The first ETF in the UK invests in Chinese money market instruments. Is that an interesting choice?
It is perhaps a sign of the increasing interest from international investors, notably from the UK, in gaining exposure to the Chinese economy and part of the internationalisation of the renminbi—encouraging interest in RMB denominated securities. It is fair to say there has also been a political will behind the development of closer ties between the UK capital markets and the Chinese fund management industry and vice versa.
The whole process to get the Commerzbank ETF domiciled here took six months but could take less time with a reasonable track record. In every sense, it was a novel product.

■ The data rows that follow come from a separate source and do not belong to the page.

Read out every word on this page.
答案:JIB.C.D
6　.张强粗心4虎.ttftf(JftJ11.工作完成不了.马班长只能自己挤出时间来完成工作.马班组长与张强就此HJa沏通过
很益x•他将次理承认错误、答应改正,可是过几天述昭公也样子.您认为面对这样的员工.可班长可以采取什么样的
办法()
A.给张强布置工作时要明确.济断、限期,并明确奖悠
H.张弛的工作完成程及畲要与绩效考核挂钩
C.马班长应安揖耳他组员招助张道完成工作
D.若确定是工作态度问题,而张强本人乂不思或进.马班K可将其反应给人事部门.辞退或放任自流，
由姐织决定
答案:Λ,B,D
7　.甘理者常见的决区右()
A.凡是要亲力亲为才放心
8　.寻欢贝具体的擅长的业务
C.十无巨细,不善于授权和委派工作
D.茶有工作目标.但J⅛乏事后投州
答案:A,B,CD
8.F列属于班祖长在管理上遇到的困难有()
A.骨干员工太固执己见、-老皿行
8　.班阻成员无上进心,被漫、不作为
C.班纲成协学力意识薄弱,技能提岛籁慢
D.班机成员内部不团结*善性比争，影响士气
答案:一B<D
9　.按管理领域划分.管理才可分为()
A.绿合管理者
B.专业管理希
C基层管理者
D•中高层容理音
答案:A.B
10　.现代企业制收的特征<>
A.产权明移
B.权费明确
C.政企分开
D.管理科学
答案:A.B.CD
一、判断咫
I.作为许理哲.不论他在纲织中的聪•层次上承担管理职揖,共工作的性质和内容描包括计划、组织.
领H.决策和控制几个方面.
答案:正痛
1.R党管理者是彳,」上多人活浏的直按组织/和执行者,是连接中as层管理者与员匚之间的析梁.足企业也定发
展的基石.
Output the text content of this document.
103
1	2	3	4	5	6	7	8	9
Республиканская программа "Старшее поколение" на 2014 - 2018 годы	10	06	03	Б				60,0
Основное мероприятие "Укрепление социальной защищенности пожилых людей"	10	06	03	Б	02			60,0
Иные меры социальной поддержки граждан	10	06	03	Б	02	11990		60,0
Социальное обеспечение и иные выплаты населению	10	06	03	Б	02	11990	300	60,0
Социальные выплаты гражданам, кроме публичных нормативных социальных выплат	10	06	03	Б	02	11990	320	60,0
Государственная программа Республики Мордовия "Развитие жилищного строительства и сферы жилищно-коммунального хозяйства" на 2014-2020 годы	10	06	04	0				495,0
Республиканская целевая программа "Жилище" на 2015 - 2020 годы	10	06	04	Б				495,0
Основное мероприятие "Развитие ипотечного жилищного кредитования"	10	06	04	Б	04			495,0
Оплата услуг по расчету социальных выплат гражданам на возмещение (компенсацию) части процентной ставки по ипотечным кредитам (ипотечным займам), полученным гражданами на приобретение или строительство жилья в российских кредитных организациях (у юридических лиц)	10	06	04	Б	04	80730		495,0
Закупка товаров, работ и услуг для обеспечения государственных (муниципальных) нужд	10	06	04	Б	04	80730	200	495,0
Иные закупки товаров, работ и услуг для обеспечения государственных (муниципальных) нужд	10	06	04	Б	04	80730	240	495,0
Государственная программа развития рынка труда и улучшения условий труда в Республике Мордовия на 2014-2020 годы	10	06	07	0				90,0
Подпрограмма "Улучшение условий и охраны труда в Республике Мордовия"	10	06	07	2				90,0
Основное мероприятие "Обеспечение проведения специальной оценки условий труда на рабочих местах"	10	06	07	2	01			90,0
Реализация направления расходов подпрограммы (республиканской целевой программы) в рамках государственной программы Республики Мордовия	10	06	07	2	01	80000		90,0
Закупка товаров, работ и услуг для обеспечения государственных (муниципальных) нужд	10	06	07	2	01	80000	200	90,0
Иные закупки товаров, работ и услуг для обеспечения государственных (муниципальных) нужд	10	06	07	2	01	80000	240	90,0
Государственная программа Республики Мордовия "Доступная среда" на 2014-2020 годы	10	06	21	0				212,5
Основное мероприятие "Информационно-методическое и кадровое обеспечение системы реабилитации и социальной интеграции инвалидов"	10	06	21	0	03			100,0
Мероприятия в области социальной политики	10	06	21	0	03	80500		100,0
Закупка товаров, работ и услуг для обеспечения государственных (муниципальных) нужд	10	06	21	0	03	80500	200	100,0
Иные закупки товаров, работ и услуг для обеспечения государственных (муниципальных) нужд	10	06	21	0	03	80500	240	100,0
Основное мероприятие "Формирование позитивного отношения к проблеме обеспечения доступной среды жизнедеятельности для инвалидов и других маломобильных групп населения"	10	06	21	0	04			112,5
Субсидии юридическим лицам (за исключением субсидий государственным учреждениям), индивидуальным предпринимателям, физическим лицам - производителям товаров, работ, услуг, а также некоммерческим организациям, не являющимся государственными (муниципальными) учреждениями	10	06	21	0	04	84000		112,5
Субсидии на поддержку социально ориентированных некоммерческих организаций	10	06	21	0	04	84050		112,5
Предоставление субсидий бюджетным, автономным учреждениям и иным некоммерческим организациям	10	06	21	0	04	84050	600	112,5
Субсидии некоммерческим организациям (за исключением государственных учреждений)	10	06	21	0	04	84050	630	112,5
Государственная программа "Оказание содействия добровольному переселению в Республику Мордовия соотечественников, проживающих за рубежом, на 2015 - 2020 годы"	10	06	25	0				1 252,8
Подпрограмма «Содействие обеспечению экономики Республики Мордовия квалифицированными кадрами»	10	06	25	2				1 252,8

Does this rather niche ETF launch mean we’re unlikely to see the full range of ETFs—from FTSE 100 to S&P 500 ETFs—being domiciled here?
If I were to be optimistic on UK PLC, I would like to see the full range of products being domiciled in the UK. I have spoken to one of the main ETF providers about this issue and there has been a lot of encouragement from the Treasury and the Financial Conduct Authority to make more domiciles happen here. But realistically I would expect [future ETF launches] to be more niche than develop as a full range of funds, as you need a fairly good commercial reason to duplicate the fund range you have already as an issuer.
Do you have any views on the ETF structure post 24 Aug., which brought trading flaws, discounts and price swings into the spotlight?
I have no particular view, although with the general rise in AUM and increased attention on ETFs, it’s not surprising to see more detailed focus on the nuts and bolts of these funds.
Euronext has launched a competing listing venue to the London Stock Exchange here in the city. Will that improve the liquidity of ETFs listed across Europe?
Clearly competition is good for consumers but liquidity comes from increased numbers of buyers. Whether a new trading venue will offer this, or simply dilute existing buyers, is yet to be tested.